The Joint Task Force on Practice Parameter recommendation ("Allergen immunotherapy: a practice parameter third update", published in January 2011) "There are some data indicating that immunotherapy can be effective for atopic dermatitis when this condition is associated with aeroallergen sensitivity" received indication strength B, that is, “directly based on category II evidence (evidence from at least 1 controlled study without randomization or evidence from at least 1 other type of quasi-experimental study) or extrapolated from category I evidence (evidence from meta-analysis of randomized controlled trials or evidence from at least 1 randomized controlled trial) [65].

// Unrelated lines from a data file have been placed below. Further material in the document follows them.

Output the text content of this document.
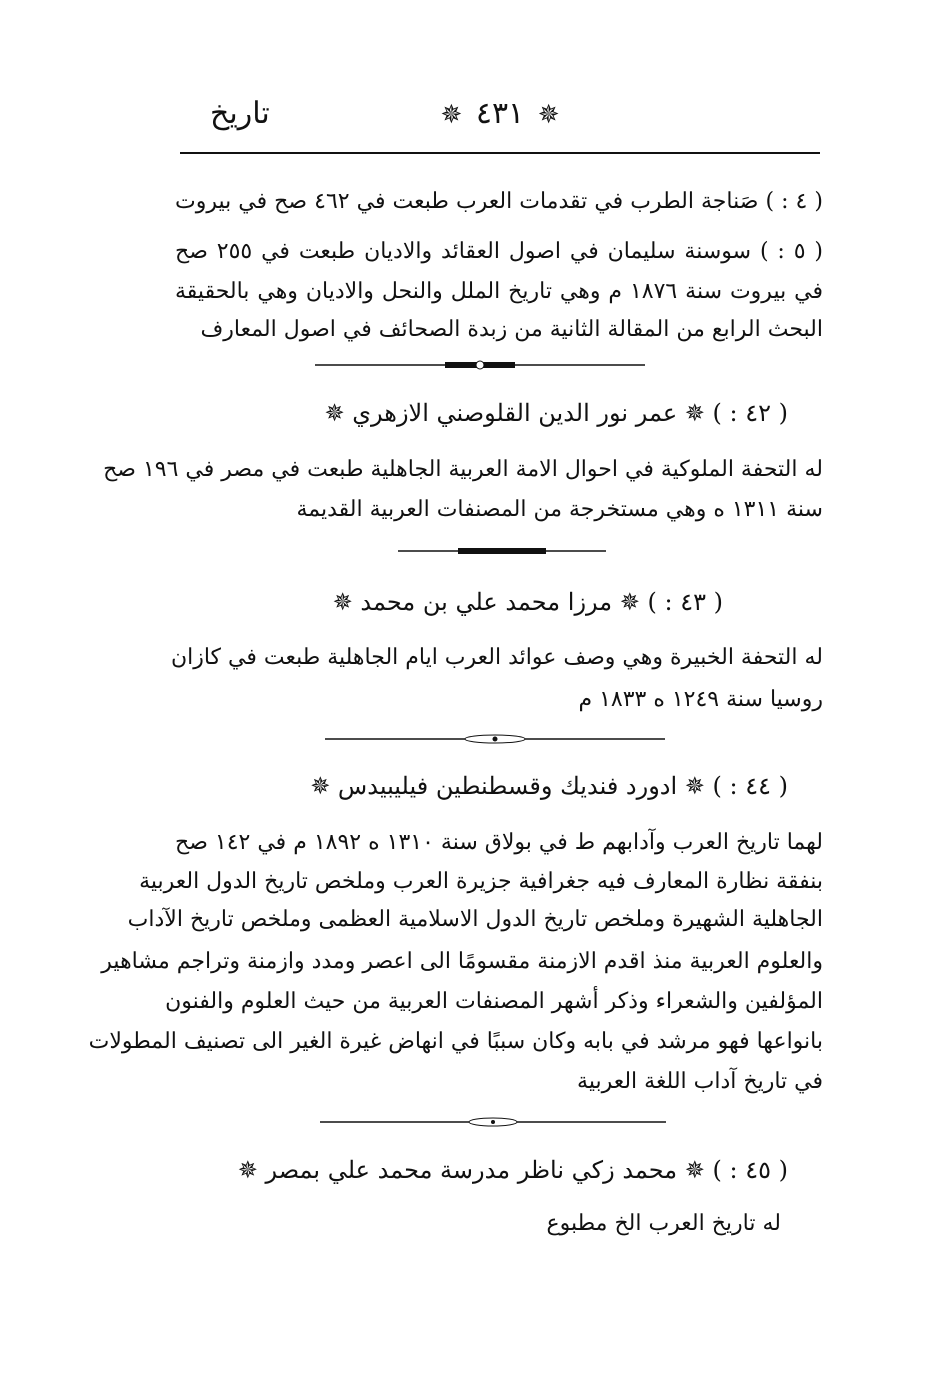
✵ ٤٣١ ✵
تاريخ
( ٤ : ) صَناجة الطرب في تقدمات العرب طبعت في ٤٦٢ صح في بيروت
( ٥ : ) سوسنة سليمان في اصول العقائد والاديان طبعت في ٢٥٥ صح
في بيروت سنة ١٨٧٦ م وهي تاريخ الملل والنحل والاديان وهي بالحقيقة
البحث الرابع من المقالة الثانية من زبدة الصحائف في اصول المعارف
( ٤٢ : ) ✵ عمر نور الدين القلوصني الازهري ✵
له التحفة الملوكية في احوال الامة العربية الجاهلية طبعت في مصر في ١٩٦ صح
سنة ١٣١١ ه وهي مستخرجة من المصنفات العربية القديمة
( ٤٣ : ) ✵ مرزا محمد علي بن محمد ✵
له التحفة الخبيرة وهي وصف عوائد العرب ايام الجاهلية طبعت في كازان
روسيا سنة ١٢٤٩ ه ١٨٣٣ م
( ٤٤ : ) ✵ ادورد فنديك وقسطنطين فيليبيدس ✵
لهما تاريخ العرب وآدابهم ط في بولاق سنة ١٣١٠ ه ١٨٩٢ م في ١٤٢ صح
بنفقة نظارة المعارف فيه جغرافية جزيرة العرب وملخص تاريخ الدول العربية
الجاهلية الشهيرة وملخص تاريخ الدول الاسلامية العظمى وملخص تاريخ الآداب
والعلوم العربية منذ اقدم الازمنة مقسومًا الى اعصر ومدد وازمنة وتراجم مشاهير
المؤلفين والشعراء وذكر أشهر المصنفات العربية من حيث العلوم والفنون
بانواعها فهو مرشد في بابه وكان سببًا في انهاض غيرة الغير الى تصنيف المطولات
في تاريخ آداب اللغة العربية
( ٤٥ : ) ✵ محمد زكي ناظر مدرسة محمد علي بمصر ✵
له تاريخ العرب الخ مطبوع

Specific immunotherapy is an important and accepted tool for treatment of patients with properly diagnosed allergic airway disease. Currently available studies on SIT effectiveness in AD show its high clinical efficacy in the treatment of patients sensitized to aeroallergens. Decreases in clinical symptoms scoring in different routes of administration, in children and adults, in age, gender, severity of skin symptoms as well as in allergic profile of different populations were observed.

Current recommendations

It was shown that SIT is safe also in severe AD. The side effects of SIT, primarily occurring in the skin, are usually mild and transient. Systemic symptoms are rare; however, patients with confirmed food allergy or more severe bronchial asthma were generally excluded from the clinical trials. Although many studies show the benefits of SIT in AD, DBPC studies in large patient groups are lacking. Furthermore, long-term follow-up studies are necessary to identify suitable patients showing the best prognosis.